Não é por falta de manifestações de afecto pela coesão territorial que isto tem acontecido. Há exactamente dez anos, foi criada a ‘Unidade de Missão para a Valorização do Interior’, com o objectivo de «criar, implementar e supervisionar um Programa Nacional para a Coesão Territorial, bem como promover medidas de desenvolvimento do território do Interior». Dez anos depois, os resultados não aparecem, bem pelo contrário.

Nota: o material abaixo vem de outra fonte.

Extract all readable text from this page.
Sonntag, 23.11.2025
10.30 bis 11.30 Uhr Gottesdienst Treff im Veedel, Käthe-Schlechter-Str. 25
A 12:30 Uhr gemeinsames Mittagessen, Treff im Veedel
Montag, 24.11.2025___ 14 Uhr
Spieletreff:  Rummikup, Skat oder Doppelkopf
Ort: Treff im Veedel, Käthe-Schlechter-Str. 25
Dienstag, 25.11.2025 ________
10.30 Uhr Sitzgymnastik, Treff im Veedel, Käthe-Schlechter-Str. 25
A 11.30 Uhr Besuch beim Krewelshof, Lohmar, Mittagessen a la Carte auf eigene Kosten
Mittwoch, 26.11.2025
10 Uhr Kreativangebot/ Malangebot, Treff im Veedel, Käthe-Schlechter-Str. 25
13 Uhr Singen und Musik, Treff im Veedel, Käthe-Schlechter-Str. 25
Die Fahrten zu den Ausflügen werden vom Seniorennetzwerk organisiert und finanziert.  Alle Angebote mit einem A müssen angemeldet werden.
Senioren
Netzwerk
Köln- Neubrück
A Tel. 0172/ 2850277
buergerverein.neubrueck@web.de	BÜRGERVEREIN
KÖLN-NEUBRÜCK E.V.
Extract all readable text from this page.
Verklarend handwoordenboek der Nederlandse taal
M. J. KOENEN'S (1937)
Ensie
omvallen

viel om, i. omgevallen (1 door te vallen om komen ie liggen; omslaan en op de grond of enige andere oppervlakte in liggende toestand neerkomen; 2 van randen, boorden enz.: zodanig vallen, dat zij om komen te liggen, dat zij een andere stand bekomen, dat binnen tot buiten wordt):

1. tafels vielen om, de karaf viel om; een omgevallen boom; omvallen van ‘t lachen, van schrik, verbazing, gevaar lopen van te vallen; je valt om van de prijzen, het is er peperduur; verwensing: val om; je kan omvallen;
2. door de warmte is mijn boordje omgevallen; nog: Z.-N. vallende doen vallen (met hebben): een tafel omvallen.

Nos programas eleitorais dos principais partidos, o tema não deixou de estar presente, seja através da proposta de um ‘Pacto para o Interior’ (PS), seja pelo compromisso de ‘redesenhar o Programa de Valorização do Interior’ (AD). Mais do que grandes programas ou ‘pacotes’ de medidas, o essencial é ter políticas persistentes que conduzam ao objetivo de atrair e reter pessoas e empresas nas regiões menos congestionadas. Mas, até agora: (i) as medidas de natureza fiscal têm sido irrelevantes e mal dirigidas; (ii) os fundos comunitários não têm resultado na coesão territorial; (iii) o investimento público tem sido concentrado no Litoral, com riscos de sério agravamento pela enorme concentração de projectos previstos em particular para a Área Metropolitana de Lisboa; (iv) a desigualdade de acesso a serviços essenciais e de infraestruturas tem-se acentuado, como também se tem acentuado a desigualdade dentro do próprio Interior (entre áreas urbanas e rurais).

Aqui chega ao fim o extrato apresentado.